Paper withstands “test of time”
Daniel J. Abadi, associate professor of computer science, received the VLDB 10-Year Best Paper Award from the Very Large Data Base Endowment Inc. (VLDB), an organization that promotes scholarly work on databases and related fields. The paper “C-Store: A Column-oriented DBMS” was published in Proceedings of VLDB in 2005. It proposed a database management system that differed from previous approaches by storing data by column rather than by row, which allows for quicker management of large volumes of data. C-Store was later commercialized by the company Vertica and used by thousands of businesses. Papers that win the award are those that were submitted to the journal VLDB Proceedings ten years earlier and have best met the “test of time”—that is, those that have had the most influence since its publication. How the ideas proposed in the paper have been put into practice are given special emphasis.
Studying cells in suspension
The laboratory of Kathryn Miller-Jensen, assistant professor of biomedical engineering and molecular, cellular & developmental biology, has developed a device designed to make it easier to track changes in cells over a period of time. The team recently published a paper about the mechanism in the journal Integrative Biology.

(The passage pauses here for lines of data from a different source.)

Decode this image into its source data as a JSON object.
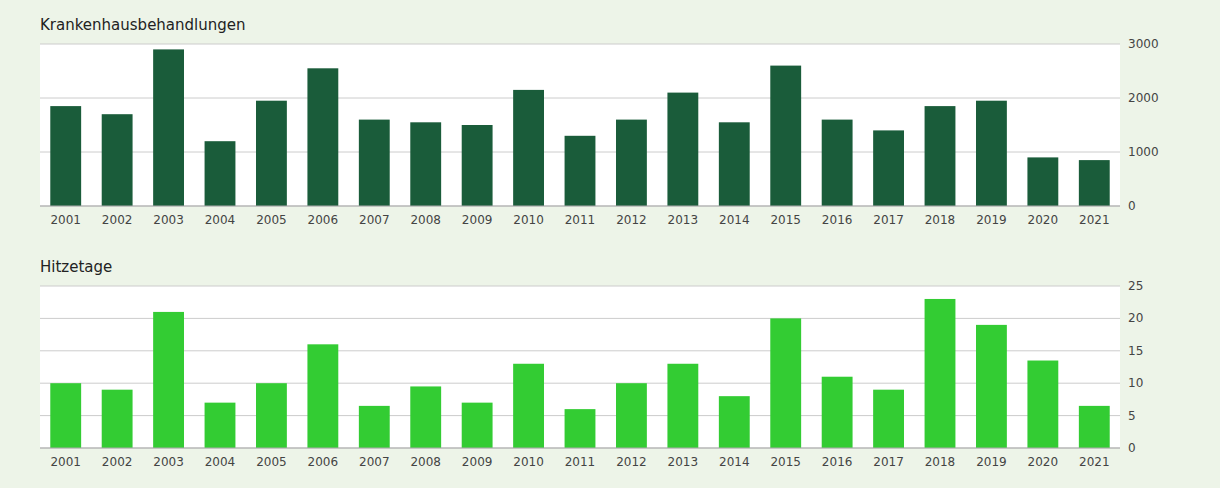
{
  "chart_data": [
    {
      "type": "bar",
      "title": "Krankenhausbehandlungen",
      "categories": [
        "2001",
        "2002",
        "2003",
        "2004",
        "2005",
        "2006",
        "2007",
        "2008",
        "2009",
        "2010",
        "2011",
        "2012",
        "2013",
        "2014",
        "2015",
        "2016",
        "2017",
        "2018",
        "2019",
        "2020",
        "2021"
      ],
      "values": [
        1850,
        1700,
        2900,
        1200,
        1950,
        2550,
        1600,
        1550,
        1500,
        2150,
        1300,
        1600,
        2100,
        1550,
        2600,
        1600,
        1400,
        1850,
        1950,
        900,
        850
      ],
      "color": "#1a5c3a",
      "ylim": [
        0,
        3000
      ],
      "yticks": [
        0,
        1000,
        2000,
        3000
      ],
      "grid": true
    },
    {
      "type": "bar",
      "title": "Hitzetage",
      "categories": [
        "2001",
        "2002",
        "2003",
        "2004",
        "2005",
        "2006",
        "2007",
        "2008",
        "2009",
        "2010",
        "2011",
        "2012",
        "2013",
        "2014",
        "2015",
        "2016",
        "2017",
        "2018",
        "2019",
        "2020",
        "2021"
      ],
      "values": [
        10,
        9,
        21,
        7,
        10,
        16,
        6.5,
        9.5,
        7,
        13,
        6,
        10,
        13,
        8,
        20,
        11,
        9,
        23,
        19,
        13.5,
        6.5
      ],
      "color": "#33cc33",
      "ylim": [
        0,
        25
      ],
      "yticks": [
        0,
        5,
        10,
        15,
        20,
        25
      ],
      "grid": true
    }
  ]
}
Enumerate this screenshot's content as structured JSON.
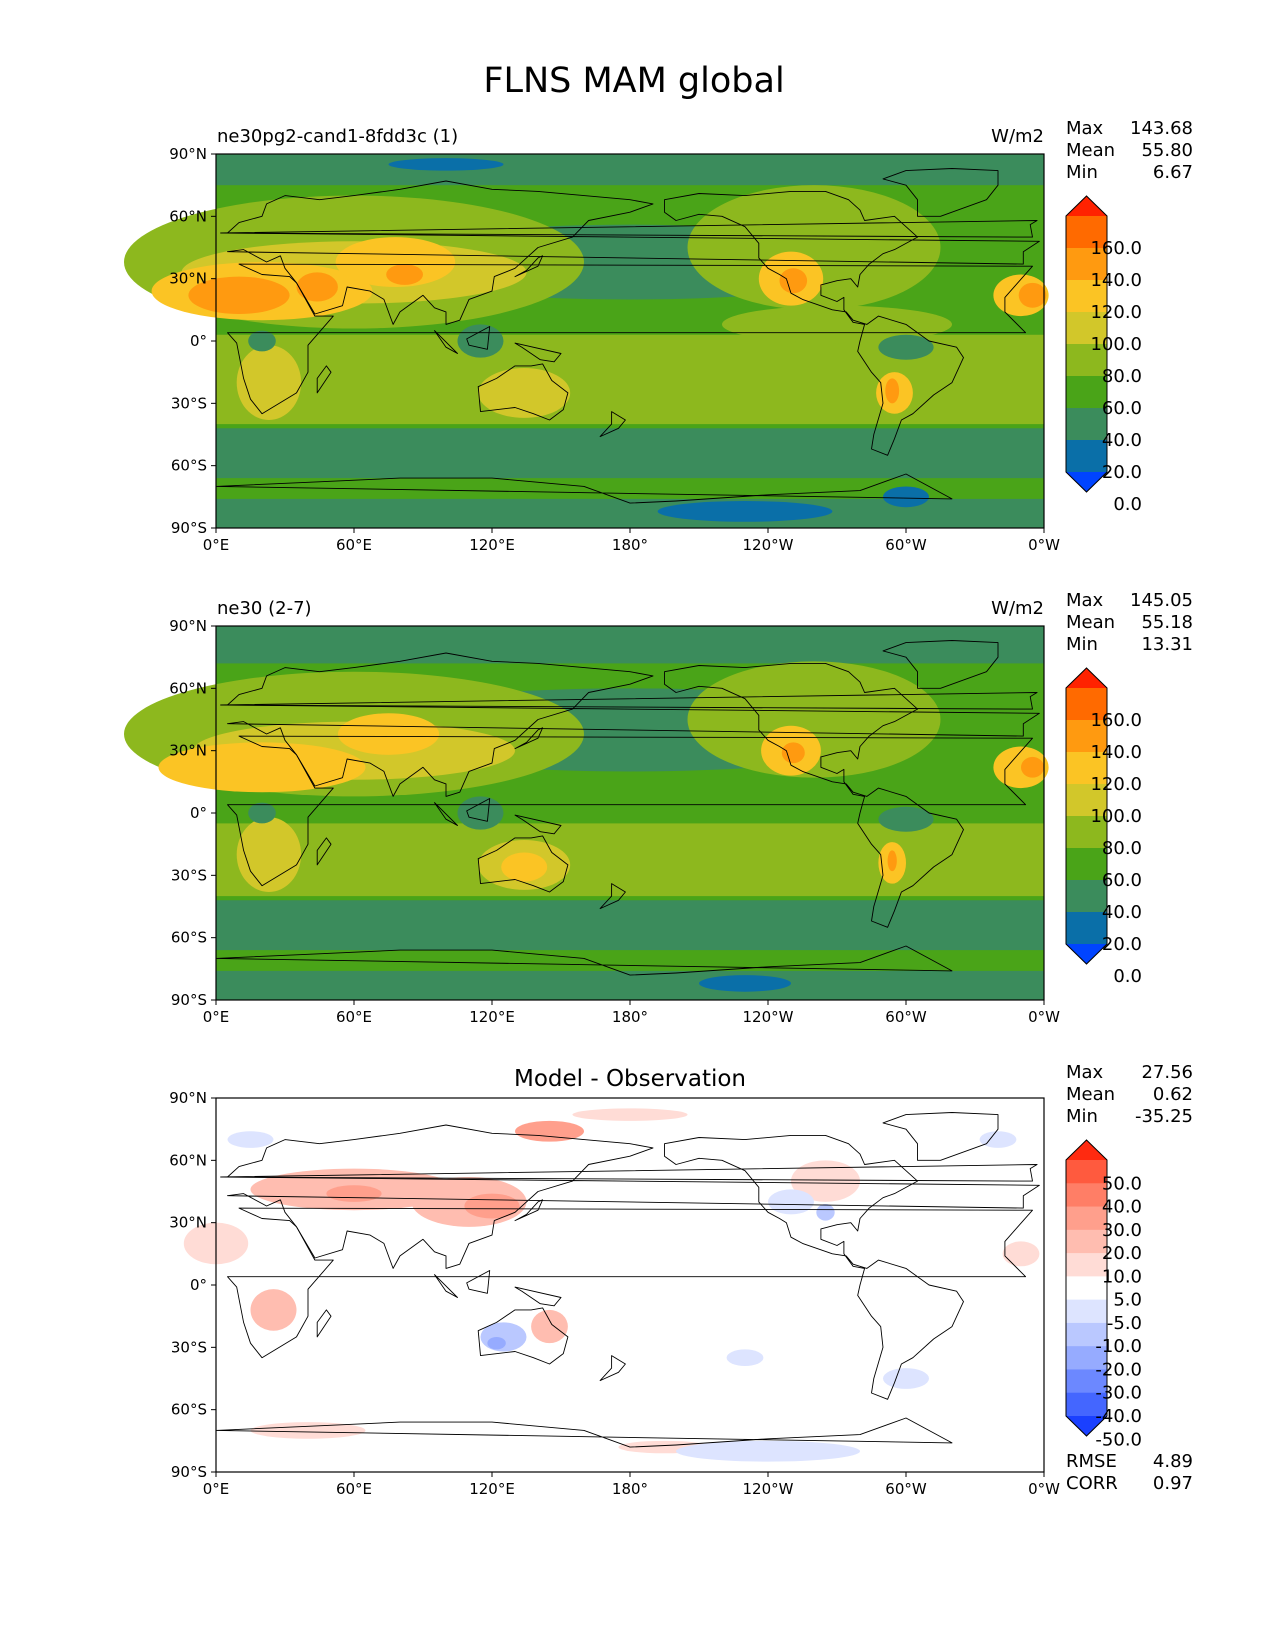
{
  "chart_data": {
    "type": "heatmap",
    "title": "FLNS MAM global",
    "x_ticks": [
      "0°E",
      "60°E",
      "120°E",
      "180°",
      "120°W",
      "60°W",
      "0°W"
    ],
    "y_ticks": [
      "90°N",
      "60°N",
      "30°N",
      "0°",
      "30°S",
      "60°S",
      "90°S"
    ],
    "panels": [
      {
        "name": "test",
        "left_title": "ne30pg2-cand1-8fdd3c (1)",
        "center_title": "",
        "right_title": "W/m2",
        "stats": [
          {
            "label": "Max",
            "value": "143.68"
          },
          {
            "label": "Mean",
            "value": "55.80"
          },
          {
            "label": "Min",
            "value": "6.67"
          }
        ],
        "colorbar_levels": [
          "160.0",
          "140.0",
          "120.0",
          "100.0",
          "80.0",
          "60.0",
          "40.0",
          "20.0",
          "0.0"
        ],
        "colorbar_colors": [
          "#ff2200",
          "#ff6a00",
          "#ff9a10",
          "#fbc424",
          "#d2c72a",
          "#8db81e",
          "#4aa418",
          "#3b8c5c",
          "#0a6fa8",
          "#0044ff"
        ]
      },
      {
        "name": "reference",
        "left_title": "ne30 (2-7)",
        "center_title": "",
        "right_title": "W/m2",
        "stats": [
          {
            "label": "Max",
            "value": "145.05"
          },
          {
            "label": "Mean",
            "value": "55.18"
          },
          {
            "label": "Min",
            "value": "13.31"
          }
        ],
        "colorbar_levels": [
          "160.0",
          "140.0",
          "120.0",
          "100.0",
          "80.0",
          "60.0",
          "40.0",
          "20.0",
          "0.0"
        ],
        "colorbar_colors": [
          "#ff2200",
          "#ff6a00",
          "#ff9a10",
          "#fbc424",
          "#d2c72a",
          "#8db81e",
          "#4aa418",
          "#3b8c5c",
          "#0a6fa8",
          "#0044ff"
        ]
      },
      {
        "name": "difference",
        "left_title": "",
        "center_title": "Model - Observation",
        "right_title": "",
        "stats": [
          {
            "label": "Max",
            "value": "27.56"
          },
          {
            "label": "Mean",
            "value": "0.62"
          },
          {
            "label": "Min",
            "value": "-35.25"
          }
        ],
        "colorbar_levels": [
          "50.0",
          "40.0",
          "30.0",
          "20.0",
          "10.0",
          "5.0",
          "-5.0",
          "-10.0",
          "-20.0",
          "-30.0",
          "-40.0",
          "-50.0"
        ],
        "colorbar_colors": [
          "#ff2a10",
          "#ff5a3e",
          "#ff7e66",
          "#ff9f8c",
          "#ffbdb0",
          "#ffdcd6",
          "#ffffff",
          "#dde4ff",
          "#bac8ff",
          "#96abff",
          "#6c88ff",
          "#4466ff",
          "#1a40ff"
        ],
        "extra_stats": [
          {
            "label": "RMSE",
            "value": "4.89"
          },
          {
            "label": "CORR",
            "value": "0.97"
          }
        ]
      }
    ]
  }
}
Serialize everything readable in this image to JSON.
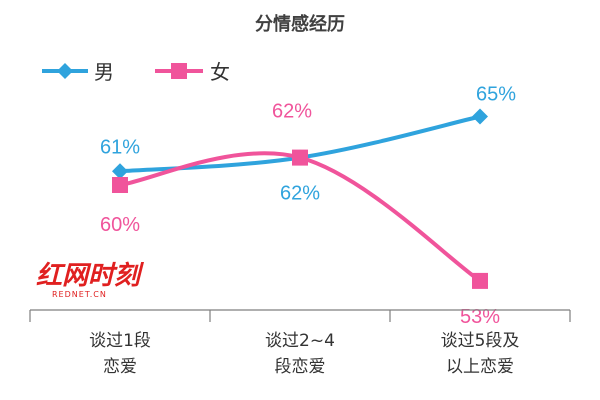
{
  "chart_data": {
    "type": "line",
    "title": "分情感经历",
    "categories": [
      "谈过1段\n恋爱",
      "谈过2~4\n段恋爱",
      "谈过5段及\n以上恋爱"
    ],
    "series": [
      {
        "name": "男",
        "values": [
          61,
          62,
          65
        ],
        "labels": [
          "61%",
          "62%",
          "65%"
        ],
        "color": "#2fa3dd",
        "marker": "diamond"
      },
      {
        "name": "女",
        "values": [
          60,
          62,
          53
        ],
        "labels": [
          "60%",
          "62%",
          "53%"
        ],
        "color": "#f0549b",
        "marker": "square"
      }
    ],
    "legend": "top-left",
    "grid": false
  },
  "watermark": {
    "text": "红网时刻",
    "subtext": "REDNET.CN"
  }
}
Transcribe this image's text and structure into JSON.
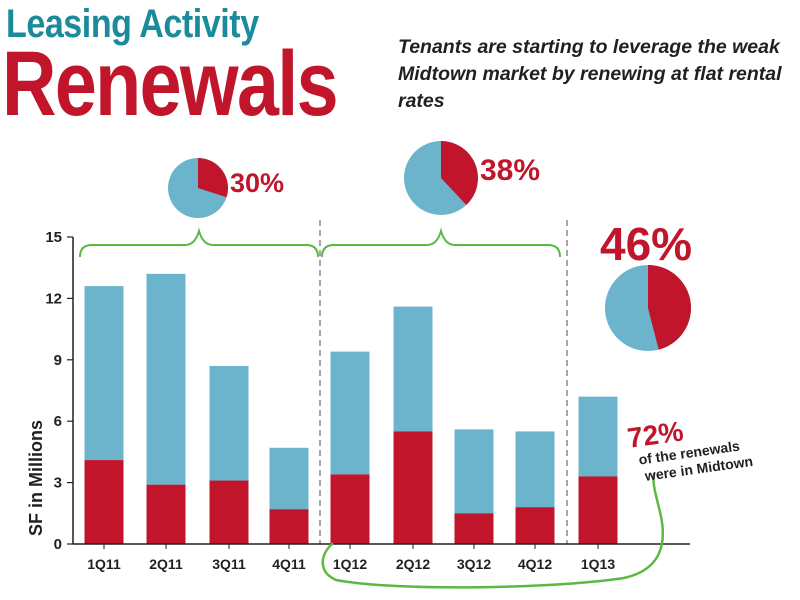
{
  "header": {
    "kicker": "Leasing Activity",
    "title": "Renewals",
    "subtitle": "Tenants are starting to leverage the weak Midtown market by renewing at flat rental rates"
  },
  "colors": {
    "midtown": "#c0152b",
    "other": "#6cb4cc",
    "bracket": "#59b944",
    "kicker": "#1b8a9a",
    "axis": "#231f20"
  },
  "annotation": {
    "percent": "72%",
    "line1": "of the renewals",
    "line2": "were in Midtown"
  },
  "chart_data": {
    "type": "bar",
    "stacked": true,
    "ylabel": "SF in Millions",
    "ylim": [
      0,
      15
    ],
    "yticks": [
      "0",
      "3",
      "6",
      "9",
      "12",
      "15"
    ],
    "grid": false,
    "categories": [
      "1Q11",
      "2Q11",
      "3Q11",
      "4Q11",
      "1Q12",
      "2Q12",
      "3Q12",
      "4Q12",
      "1Q13"
    ],
    "series": [
      {
        "key": "midtown",
        "values": [
          4.1,
          2.9,
          3.1,
          1.7,
          3.4,
          5.5,
          1.5,
          1.8,
          3.3
        ]
      },
      {
        "key": "other",
        "values": [
          8.5,
          10.3,
          5.6,
          3.0,
          6.0,
          6.1,
          4.1,
          3.7,
          3.9
        ]
      }
    ],
    "pies": [
      {
        "label": "30%",
        "value": 30,
        "covers": [
          "1Q11",
          "2Q11",
          "3Q11",
          "4Q11"
        ]
      },
      {
        "label": "38%",
        "value": 38,
        "covers": [
          "1Q12",
          "2Q12",
          "3Q12",
          "4Q12"
        ]
      },
      {
        "label": "46%",
        "value": 46,
        "covers": [
          "1Q13"
        ]
      }
    ]
  }
}
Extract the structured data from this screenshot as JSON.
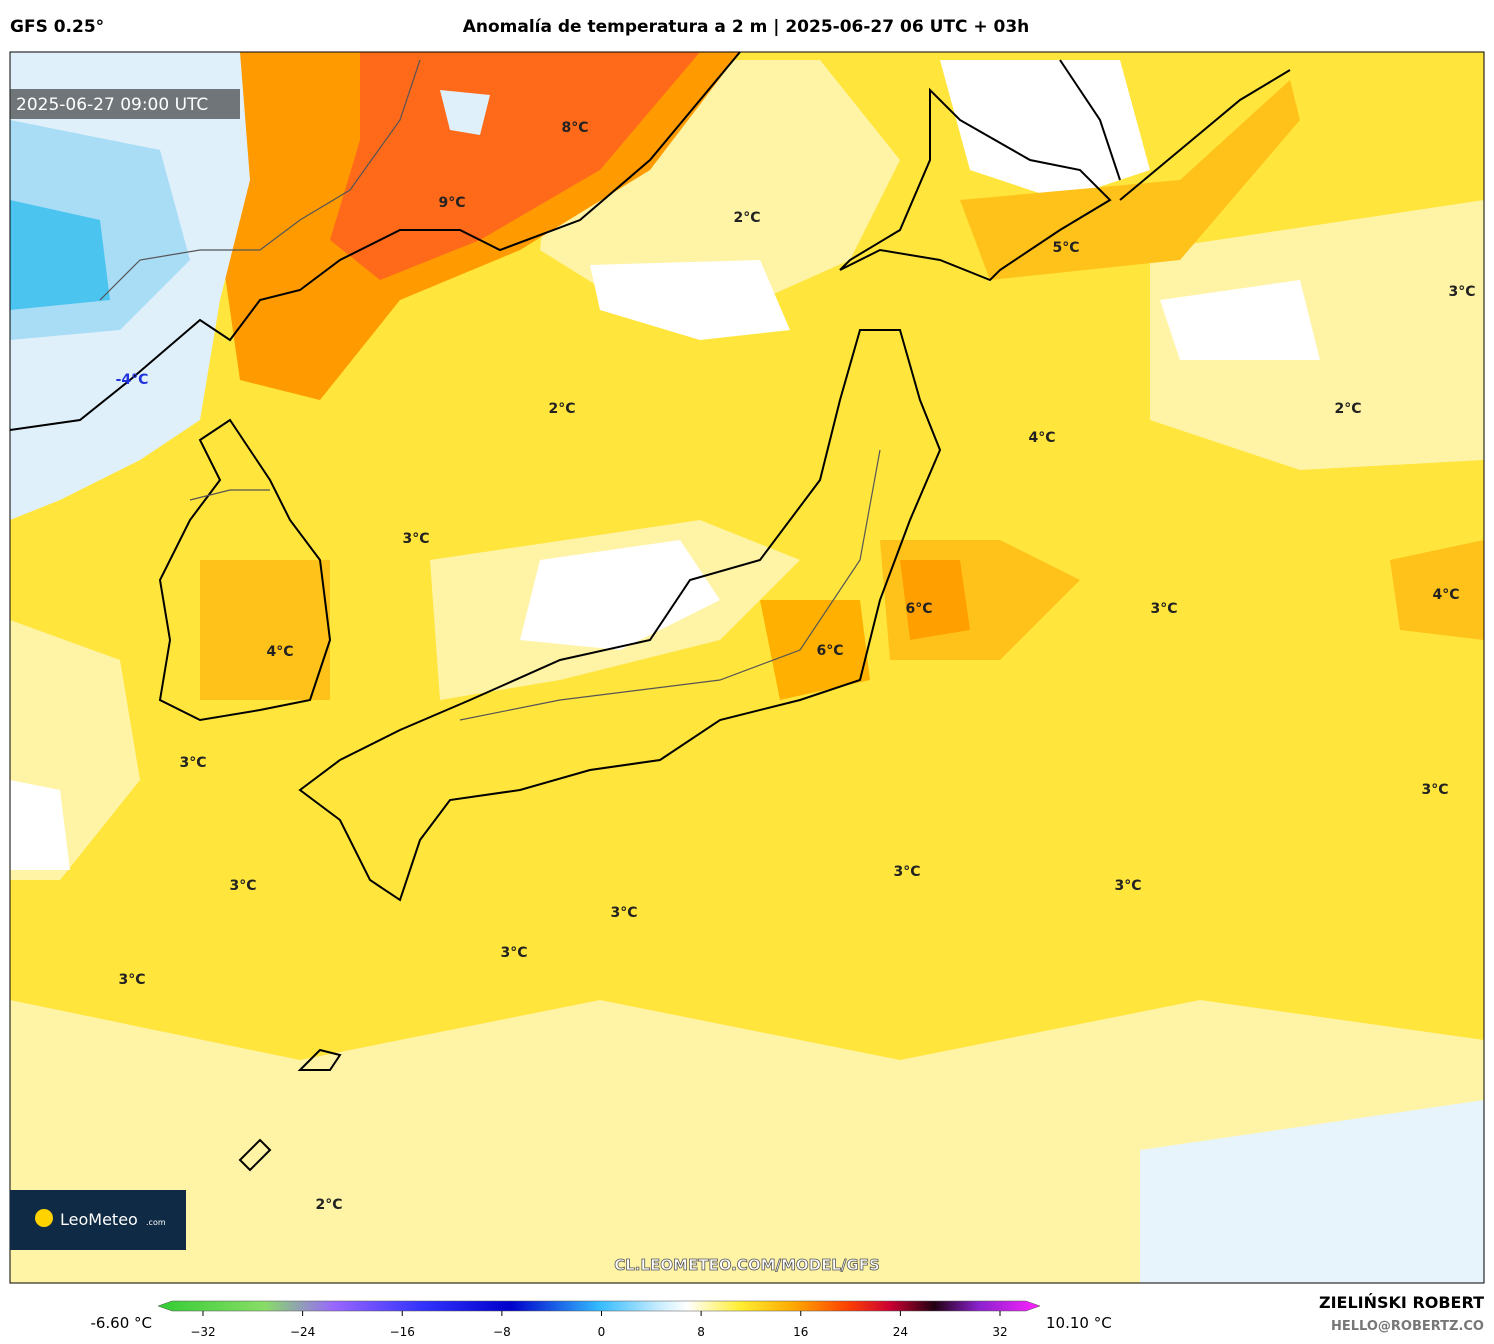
{
  "header": {
    "model": "GFS 0.25°",
    "title": "Anomalía de temperatura a 2 m | 2025-06-27 06 UTC + 03h"
  },
  "map": {
    "valid_time": "2025-06-27 09:00 UTC",
    "labels": [
      "8°C",
      "9°C",
      "2°C",
      "-4°C",
      "2°C",
      "3°C",
      "4°C",
      "3°C",
      "2°C",
      "4°C",
      "5°C",
      "3°C",
      "6°C",
      "6°C",
      "3°C",
      "4°C",
      "3°C",
      "3°C",
      "3°C",
      "3°C",
      "3°C",
      "3°C",
      "3°C",
      "2°C"
    ],
    "logo": {
      "name": "LeoMeteo",
      "suffix": ".com"
    },
    "watermark": "CL.LEOMETEO.COM/MODEL/GFS"
  },
  "colorbar": {
    "min_label": "-6.60 °C",
    "max_label": "10.10 °C",
    "ticks": [
      {
        "value": -32,
        "label": "−32"
      },
      {
        "value": -24,
        "label": "−24"
      },
      {
        "value": -16,
        "label": "−16"
      },
      {
        "value": -8,
        "label": "−8"
      },
      0,
      8,
      16,
      24,
      32
    ]
  },
  "footer": {
    "author": "ZIELIŃSKI ROBERT",
    "email": "HELLO@ROBERTZ.CO"
  }
}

The device, which fits in the palm of a hand, is essentially two small reservoirs connected by a channel. It is specifically designed for examining cells in suspension—those that float freely in media. Other devices serve a similar purpose, but require tubing, external pumps, and an elaborate process to operate. Ramesh Ramji, a postdoctoral researcher in Miller-Jensen’s lab, came up with the idea for the apparatus after a grad student had trouble studying some cells. The lab has filed a provisional patent on the device, and other labs at Yale are now using the invention.